TERCEIRA, Lu! Não é incrível? Vai ser em Los Angeles, em 2028.
A segunda coisa: nós chegamos até aqui porque em breve você vai se tornar a mais corajosa rainha da Festa da Polenta que Venda Nova do Imigrante (o Espírito Santo inteiro, se bobear) já viu. E esse fato mudará tudo pra gente. È vero! Parece conversa de maluca, mas calma que eu vou explicar.
Deve estar tudo meio confuso na tua cabeça desde que o médico falou aquelas palavras esquisitas, ontem: osteosarcoma femural.

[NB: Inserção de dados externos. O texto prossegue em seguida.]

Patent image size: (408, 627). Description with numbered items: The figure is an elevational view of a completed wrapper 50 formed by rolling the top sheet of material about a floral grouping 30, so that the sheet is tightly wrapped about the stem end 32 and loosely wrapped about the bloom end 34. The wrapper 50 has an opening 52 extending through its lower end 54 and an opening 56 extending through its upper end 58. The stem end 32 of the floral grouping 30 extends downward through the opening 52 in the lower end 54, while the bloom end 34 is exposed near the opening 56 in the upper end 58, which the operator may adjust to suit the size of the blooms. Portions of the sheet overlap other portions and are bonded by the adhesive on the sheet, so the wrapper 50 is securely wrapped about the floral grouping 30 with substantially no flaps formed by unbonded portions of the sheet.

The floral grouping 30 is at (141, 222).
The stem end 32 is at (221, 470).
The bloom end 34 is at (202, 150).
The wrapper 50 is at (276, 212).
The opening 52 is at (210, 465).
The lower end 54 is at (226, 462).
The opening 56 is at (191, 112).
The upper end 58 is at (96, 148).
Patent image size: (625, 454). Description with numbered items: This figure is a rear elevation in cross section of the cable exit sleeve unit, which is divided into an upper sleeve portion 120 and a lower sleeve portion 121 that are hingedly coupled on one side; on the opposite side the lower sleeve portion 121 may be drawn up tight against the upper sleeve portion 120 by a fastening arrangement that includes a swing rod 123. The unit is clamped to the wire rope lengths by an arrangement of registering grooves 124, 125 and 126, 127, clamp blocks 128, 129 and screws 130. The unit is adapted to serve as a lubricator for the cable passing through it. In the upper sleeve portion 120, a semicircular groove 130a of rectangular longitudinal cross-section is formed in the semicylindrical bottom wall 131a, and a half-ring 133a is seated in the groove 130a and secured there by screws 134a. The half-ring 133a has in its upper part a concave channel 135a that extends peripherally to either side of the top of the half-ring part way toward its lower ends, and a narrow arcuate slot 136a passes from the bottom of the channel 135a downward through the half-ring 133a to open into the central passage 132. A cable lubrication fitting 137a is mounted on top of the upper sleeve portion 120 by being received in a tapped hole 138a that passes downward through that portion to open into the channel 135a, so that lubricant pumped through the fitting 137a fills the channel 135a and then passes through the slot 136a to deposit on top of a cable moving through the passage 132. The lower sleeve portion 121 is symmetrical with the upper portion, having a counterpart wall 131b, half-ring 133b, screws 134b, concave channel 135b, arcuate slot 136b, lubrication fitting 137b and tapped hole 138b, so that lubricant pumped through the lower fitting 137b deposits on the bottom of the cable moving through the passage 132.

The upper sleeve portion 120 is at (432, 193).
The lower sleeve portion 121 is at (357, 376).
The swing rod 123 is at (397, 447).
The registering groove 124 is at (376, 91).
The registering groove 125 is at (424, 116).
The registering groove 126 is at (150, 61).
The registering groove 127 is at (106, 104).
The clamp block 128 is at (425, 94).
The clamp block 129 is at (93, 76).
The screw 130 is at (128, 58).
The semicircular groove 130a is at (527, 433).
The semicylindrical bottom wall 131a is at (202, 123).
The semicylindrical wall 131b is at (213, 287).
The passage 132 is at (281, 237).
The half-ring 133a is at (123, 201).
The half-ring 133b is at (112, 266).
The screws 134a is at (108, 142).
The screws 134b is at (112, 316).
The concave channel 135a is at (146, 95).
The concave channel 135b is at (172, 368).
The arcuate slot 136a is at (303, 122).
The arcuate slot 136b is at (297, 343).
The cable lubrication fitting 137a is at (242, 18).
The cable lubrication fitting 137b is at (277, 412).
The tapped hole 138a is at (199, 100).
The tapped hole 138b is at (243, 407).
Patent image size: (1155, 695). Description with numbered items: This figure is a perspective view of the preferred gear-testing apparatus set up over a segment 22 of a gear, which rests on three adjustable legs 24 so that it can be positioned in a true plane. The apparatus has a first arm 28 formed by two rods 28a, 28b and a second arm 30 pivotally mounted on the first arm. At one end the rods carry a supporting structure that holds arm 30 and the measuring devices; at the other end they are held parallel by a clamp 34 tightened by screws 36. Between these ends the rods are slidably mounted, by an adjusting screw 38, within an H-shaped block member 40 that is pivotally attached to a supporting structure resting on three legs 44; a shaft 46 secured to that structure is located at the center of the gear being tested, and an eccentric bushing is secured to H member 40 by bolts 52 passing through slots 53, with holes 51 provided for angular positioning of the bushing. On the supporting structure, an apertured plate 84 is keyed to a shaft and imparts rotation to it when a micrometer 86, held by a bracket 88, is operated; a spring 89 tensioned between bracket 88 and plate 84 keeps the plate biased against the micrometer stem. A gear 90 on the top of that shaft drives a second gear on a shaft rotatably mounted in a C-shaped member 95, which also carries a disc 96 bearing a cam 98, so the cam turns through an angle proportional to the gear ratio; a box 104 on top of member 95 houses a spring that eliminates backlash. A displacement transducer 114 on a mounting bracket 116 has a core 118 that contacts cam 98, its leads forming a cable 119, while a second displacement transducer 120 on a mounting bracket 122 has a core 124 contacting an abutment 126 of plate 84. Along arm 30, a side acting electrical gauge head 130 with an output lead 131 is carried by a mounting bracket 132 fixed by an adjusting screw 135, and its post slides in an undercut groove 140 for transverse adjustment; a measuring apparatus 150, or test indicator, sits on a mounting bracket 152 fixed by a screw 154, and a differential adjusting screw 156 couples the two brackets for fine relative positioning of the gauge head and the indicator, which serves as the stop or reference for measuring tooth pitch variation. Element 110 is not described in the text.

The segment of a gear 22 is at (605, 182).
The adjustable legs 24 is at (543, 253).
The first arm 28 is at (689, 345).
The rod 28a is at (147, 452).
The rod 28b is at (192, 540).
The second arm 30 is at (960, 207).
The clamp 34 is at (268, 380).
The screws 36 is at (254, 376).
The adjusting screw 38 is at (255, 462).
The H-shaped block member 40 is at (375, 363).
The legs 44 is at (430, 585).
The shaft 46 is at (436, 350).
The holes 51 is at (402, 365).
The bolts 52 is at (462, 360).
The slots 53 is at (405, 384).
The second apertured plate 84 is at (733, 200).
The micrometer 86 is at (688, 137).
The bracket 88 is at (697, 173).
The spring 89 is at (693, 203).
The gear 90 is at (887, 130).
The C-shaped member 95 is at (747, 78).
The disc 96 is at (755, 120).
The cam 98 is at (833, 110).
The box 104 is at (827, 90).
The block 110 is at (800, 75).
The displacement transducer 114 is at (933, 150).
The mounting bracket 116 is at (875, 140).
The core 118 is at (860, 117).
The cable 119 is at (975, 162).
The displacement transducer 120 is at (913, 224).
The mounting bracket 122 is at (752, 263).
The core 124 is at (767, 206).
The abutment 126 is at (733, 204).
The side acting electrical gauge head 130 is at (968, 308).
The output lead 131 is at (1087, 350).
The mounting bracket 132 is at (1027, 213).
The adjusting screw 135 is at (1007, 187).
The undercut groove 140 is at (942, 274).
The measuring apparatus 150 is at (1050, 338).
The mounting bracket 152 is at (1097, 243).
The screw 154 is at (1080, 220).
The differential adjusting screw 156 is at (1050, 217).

Você estava louca pra jogar o campeonato de handebol, eu sei. Vinha treinando bem, se destacando, sentia aquela dorzinha chata no joelho, mas coisa pouca, e estava tão animada, tão certa de que o esporte era a tua razão de viver… Ele era — e ainda é — exatamente isso, Lu. O esporte salvou a nossa vida, literalmente, e disso você só vai se dar conta quando ficar um pouco mais velha. Porque foi pra tratar o que desconfiava ser uma tendinite que você procurou o médico a tempo. Já pensou se não fosse o esporte? Se não fosse tua vontade alucinada de jogar handebol? Deus nos livre!
Pra você ainda tá fresco, recente, mas eu nunca esqueci da nossa reação na hora em que o doutor mostrou o raio-x e traduziu o diagnóstico. Câncer nos ossos da perna esquerda. Caramba, que susto!
Logo de cara, a notícia não foi assim, vamos dizer, desesperadora. Isso pode soar estranho pras pessoas ao teu redor, mas hoje eu entendo melhor. Acho que a tua ingenuidade e a tua imaturidade de menina nos ajudaram nesse momento delicado. Elas protegeram a gente de sofrer um baque maior, do tamanho da gravidade da situação. Você até perguntou pro médico se seria “tranquilinho” participar do campeonato!
Como pode?!
Sim, aos 15 anos a gente sabe perfeitamente o que é um câncer. Mas até hoje, aqui em 2025, eu não deixo de me surpreender com o jeito que você está lidando com esse turbilhão aí em 2013. Cirurgia pra trocar o fêmur e o joelho por uma prótese, químio, rádio, queda dos cabelos, risco de vida, risco de amputação, risco de dar errado, nenhuma dessas informações te abalou ainda. Você só pensa no esporte.
Por isso, nos próximos dias, quando a ficha cair, vai ser insuportável se imaginar longe das quadras pelo resto da vida. A tristeza pode bater com força. Então eu gostaria que você respirasse fundo e estivesse preparada, Lu. Eu preciso que você aguente firme, positiva e se mantenha nos abraços e carinhos da nossa gente em casa e dos amigos. Isso será fundamental pra você seguir em frente.
Sabe, Lu, garotas da roça como nós, que passam a infância correndo, saltando, rodopiando, nadando, simplesmente não conseguem separar vida e movimento do corpo.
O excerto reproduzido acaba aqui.